In a report by the World Economic Forum (2018), it is predicted that by 2022 employers will look for emotional intelligence (EQ) even more than traditional measures of intelligence like IQ. This is not only in the recruitment drive but also in the teams, managers and boards that are already in employment. This is particularly interesting given that my research into how to create a high performance professional centres around being emotionally agile.
So what is EQ? Effectively it is emotional agility which is the skill of being able to be aware of the emotions that are present, the presence of mind to choose to engage and then the inner confidence to act if necessary (David 2016). Dr David confirms that those who are emotionally agile have far higher levels of EQ than your average person. Positive psychologists such as Shawn Achor (2016) have likened EQ to social intelligence the ability to understand theirs and others emotions and the ability to use this information to connect and communicate effectively. In fact, Shawn says that higher levels of EQ indicate a better predictor of success than high levels of IQ. If you are emotionally aware you can build strong teams who, Shawn’s research has shown, are 50% more likely to achieve their goals than individuals working in siloes. My own studies have revealed that those leaders who are compassionate have far more resilience in themselves and their teams.
It is commonly known that IQ is limiting when it comes to performance. IQ, which means intelligence quotient, is a measure of a person’s reasoning ability. In short, it is supposed to gauge how well someone can use information and logic to answer questions or make predictions. IQ tests begin to assess this by measuring short- and long-term memory. IQ is a useful measure of logical reasoning and memory however it is not going to enable employees to build relationships and powerful teams. However, IQ is important and when looking at the overall productivity, success and wellbeing of an individual Gallup (2021) advises that individuals are multi-faceted therefore its better to consider IQ and EQ in combination.

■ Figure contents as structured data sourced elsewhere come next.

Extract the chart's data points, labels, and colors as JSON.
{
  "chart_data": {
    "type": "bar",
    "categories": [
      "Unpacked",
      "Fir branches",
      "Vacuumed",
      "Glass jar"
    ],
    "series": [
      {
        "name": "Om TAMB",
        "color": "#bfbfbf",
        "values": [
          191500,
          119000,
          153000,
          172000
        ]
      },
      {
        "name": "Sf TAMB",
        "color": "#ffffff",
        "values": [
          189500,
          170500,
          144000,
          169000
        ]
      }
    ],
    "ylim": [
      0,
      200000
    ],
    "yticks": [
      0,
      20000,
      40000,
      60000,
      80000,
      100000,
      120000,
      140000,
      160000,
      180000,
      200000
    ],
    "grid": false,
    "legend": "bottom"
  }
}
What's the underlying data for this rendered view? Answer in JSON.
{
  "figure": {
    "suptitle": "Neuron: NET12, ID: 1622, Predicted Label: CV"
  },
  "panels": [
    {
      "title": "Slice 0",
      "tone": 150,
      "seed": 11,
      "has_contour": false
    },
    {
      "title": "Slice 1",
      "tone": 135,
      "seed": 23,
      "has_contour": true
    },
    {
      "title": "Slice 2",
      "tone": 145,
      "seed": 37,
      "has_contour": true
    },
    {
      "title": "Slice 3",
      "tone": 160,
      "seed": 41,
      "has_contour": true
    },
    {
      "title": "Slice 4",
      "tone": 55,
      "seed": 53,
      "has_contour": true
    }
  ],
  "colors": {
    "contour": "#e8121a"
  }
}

Despite its obvious benefits, my investigations into workplace emotional intelligence have revealed that not a lot is known about how to develop EQ in organisations. This can have a dramatic effect on personal and organisational resiliency levels as higher EQ helps to connect with the emotion that is being felt and provides a source of answers to help resolve any conflict. Due to the pandemic there has been an epidemic of stress and burnout. One of the key interventions used in burnout treatment is compassion because this enables a person to come to full experience their emotions, this develops awareness of actually how they are feeling which leads into acceptance of their present state. There is a framework I like to use when working with leaders of organisation called the conscious leader. This system equips leaders with all the emotional intelligence tools they need lead their organisations from a connected and kind place as well as one that has a key business logic and direction.
There are some steps that you can take now to improve your EQ. Leading expert in compassion Dr Kristin Neff (2018) advocates the three below exercises and having practiced them myself I can confirm my EQ has increased over a short time.
- If you experience an emotion take a second before you react. This is a mindfulness practice that allows us the power of choice about how we react to a feeling.
- Be present with your feelings. Get used to feeling them and allow them to come. Don’t push them away with distractions. The purpose of this is to understand how our emotions are affecting us and, in turn, affecting our actions and behaviours. You might find your communication is affected heavily by your emotional state at work.
- Give yourself the permission to accept how you feel. Through acceptance comes resolution and through resolution we can choose to take action.
Achor, S (2016) A Joosr guide to The happiness advantage by Shawn Achor. Clitheroe, United Kingdom: Joosr Ltd.
David, S. (2016) Emotional agility. Clitheroe: Joosr Ltd.
Gallup, I (2021) Why Performance Development Shouldn’t Rely on EQ. [online] Gallup.com. Available at: <https://www.gallup.com/workplace/259496/why-performance-development-shouldn-rely.aspx> [Accessed 24 February 2021].
Neff, K., 2018. Setting the Record Straight About the Self-Compassion Scale. Mindfulness, 10(1), pp.200-202.